I have severe doubts it would survive in the real world.

Why do you have doubts?! Nothing you have said in this novel should give you any doubts you're perfect for each other! Surely there's a better plot structure for these novels that doesn't involve pretending two perfectly perfect-for-each-other people might not be right for each other?

  • which relates to the other thing that keeps getting to me about these novels.... the main romantic problem in most people's actual lives is "should I stay with this person, who is great for me in XYZ ways but flawed for me in ABC ways?" And by setting up characters who are practically perfect (for each other) in every way, these romance novels are just skipping right past that problem. Their characters are solving a completely different problem than most of the rest of us! So what are we actually taking away from these books? (Yes I know there are books that treat relationships and their struggles realistically, and I'm choosing to read formulaic romance novels instead, I understand that this is on me).
  • the author doesn't ever mention specifically what city they're in, and I like that, because lol all megacities are generically the same (not actually true! But I like it as a claim). I looked it up later and the author is Australian -- maybe she wanted to appeal to Americans but didn't know anything about any specific American city?  Anyway, fun to see you can just skip the entire location-specificying part of writing (that I often find annoying to do), and just have your setting be completely generic.
  • there's a theory that, physiologically, we first experience arousal (in the broadest sense) and then give it an attribution -- there's the famous story of a girl on a rollercoaster or rickshaw (depending on the telling) who misattributes the butterflies of a bumpy journey for attraction and so thinks she's in love with the rickshaw-driver/rollercoaster-operator. (I understand this is the premise of [[How Emotions Are Made, Lisa Feldman Barrett]], a book which is currently on my nightstand and which I may eventually be able to read and therefore write a book-thought about). The Hating Game is kind of explicitly about that -- the protagonist thinks she's playing The Hating Game.... but is she ACTUALLY playing the LOVING game? (Spoiler: yes). And occasionally this is explicit: "a flashbulb of energy would pop inside me; I'd label it annoyance or dislike; I'd take the little flash and call it something I don't think it is."

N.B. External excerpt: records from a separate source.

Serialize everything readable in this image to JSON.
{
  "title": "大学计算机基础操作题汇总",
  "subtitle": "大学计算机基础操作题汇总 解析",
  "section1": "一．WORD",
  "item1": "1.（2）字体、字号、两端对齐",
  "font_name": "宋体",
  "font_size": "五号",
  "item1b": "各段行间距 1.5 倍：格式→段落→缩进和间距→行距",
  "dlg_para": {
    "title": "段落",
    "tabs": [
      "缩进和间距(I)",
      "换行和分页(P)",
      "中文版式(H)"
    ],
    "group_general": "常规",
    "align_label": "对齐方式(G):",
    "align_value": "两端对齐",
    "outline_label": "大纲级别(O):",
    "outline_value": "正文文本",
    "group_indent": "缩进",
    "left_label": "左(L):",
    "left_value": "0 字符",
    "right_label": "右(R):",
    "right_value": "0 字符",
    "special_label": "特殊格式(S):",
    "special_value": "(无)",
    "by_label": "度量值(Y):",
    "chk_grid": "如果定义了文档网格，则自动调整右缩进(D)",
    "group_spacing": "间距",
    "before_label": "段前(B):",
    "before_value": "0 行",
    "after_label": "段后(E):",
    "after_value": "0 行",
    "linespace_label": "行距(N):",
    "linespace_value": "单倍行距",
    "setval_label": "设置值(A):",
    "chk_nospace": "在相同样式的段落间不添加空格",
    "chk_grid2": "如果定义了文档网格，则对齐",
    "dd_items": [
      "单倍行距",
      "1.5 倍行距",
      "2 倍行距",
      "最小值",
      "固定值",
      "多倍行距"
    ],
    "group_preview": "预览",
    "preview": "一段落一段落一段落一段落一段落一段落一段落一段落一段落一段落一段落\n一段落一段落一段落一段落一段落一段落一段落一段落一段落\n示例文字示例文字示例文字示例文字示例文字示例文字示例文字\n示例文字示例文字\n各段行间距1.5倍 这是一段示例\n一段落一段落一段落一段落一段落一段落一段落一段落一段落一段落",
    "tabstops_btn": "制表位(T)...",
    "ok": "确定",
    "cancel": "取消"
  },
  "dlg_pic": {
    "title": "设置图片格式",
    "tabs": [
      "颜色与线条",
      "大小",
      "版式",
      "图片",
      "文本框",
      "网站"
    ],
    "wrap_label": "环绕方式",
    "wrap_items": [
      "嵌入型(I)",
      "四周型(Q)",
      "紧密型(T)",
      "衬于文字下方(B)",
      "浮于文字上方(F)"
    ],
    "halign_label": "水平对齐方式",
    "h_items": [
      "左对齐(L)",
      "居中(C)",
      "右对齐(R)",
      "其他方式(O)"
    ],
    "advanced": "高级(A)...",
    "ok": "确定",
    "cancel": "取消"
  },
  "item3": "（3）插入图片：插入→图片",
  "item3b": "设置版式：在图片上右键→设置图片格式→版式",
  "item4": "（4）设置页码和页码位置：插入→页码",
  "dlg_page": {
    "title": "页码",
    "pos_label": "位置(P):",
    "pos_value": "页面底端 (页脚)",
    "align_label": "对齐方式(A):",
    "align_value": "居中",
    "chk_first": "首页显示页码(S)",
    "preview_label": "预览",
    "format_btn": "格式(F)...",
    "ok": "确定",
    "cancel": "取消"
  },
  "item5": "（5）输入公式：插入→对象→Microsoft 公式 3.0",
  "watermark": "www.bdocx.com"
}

I'm not actually sure where the book lands on this: does it argue that the protagonist misattributes her love as hatred? Or that she always loved him, and knew it, and was in denial about it? I'm not entirely sure.

  • the big(ish) twist at the end of this book I found staggeringly obvious, predicted its exact details the first time the twist-related situation was mentioned. I'd love to survey readers and find out how many others felt the same. I wonder if, in honesty, people prefer:

1) a twist this utterly obvious, that you assume others will also know, but you're just waiting to get it confirmed.
2) a twist that you figure out but you think (rightly or wrongly) that other people won't
3) a twist you don't figure out, that actually twists you, but feels satisfying once you hear it

But I'm not really sure how to survey that -- seems like one of those things where maybe the thing we would say we want is not actually necessarily the thing we want

  • this really needs a longer take than a bullet-point but: one of my big fears is that unstable relationships are fun because they're unstable, not despite. That we enjoy intermittent variable rewards, or that we think that being with someone who almost-doesn't like us is proof that we're with the most attractive person we could be with. I guess that's another lens/angle on this book, though that one would take a lot more time to tease out.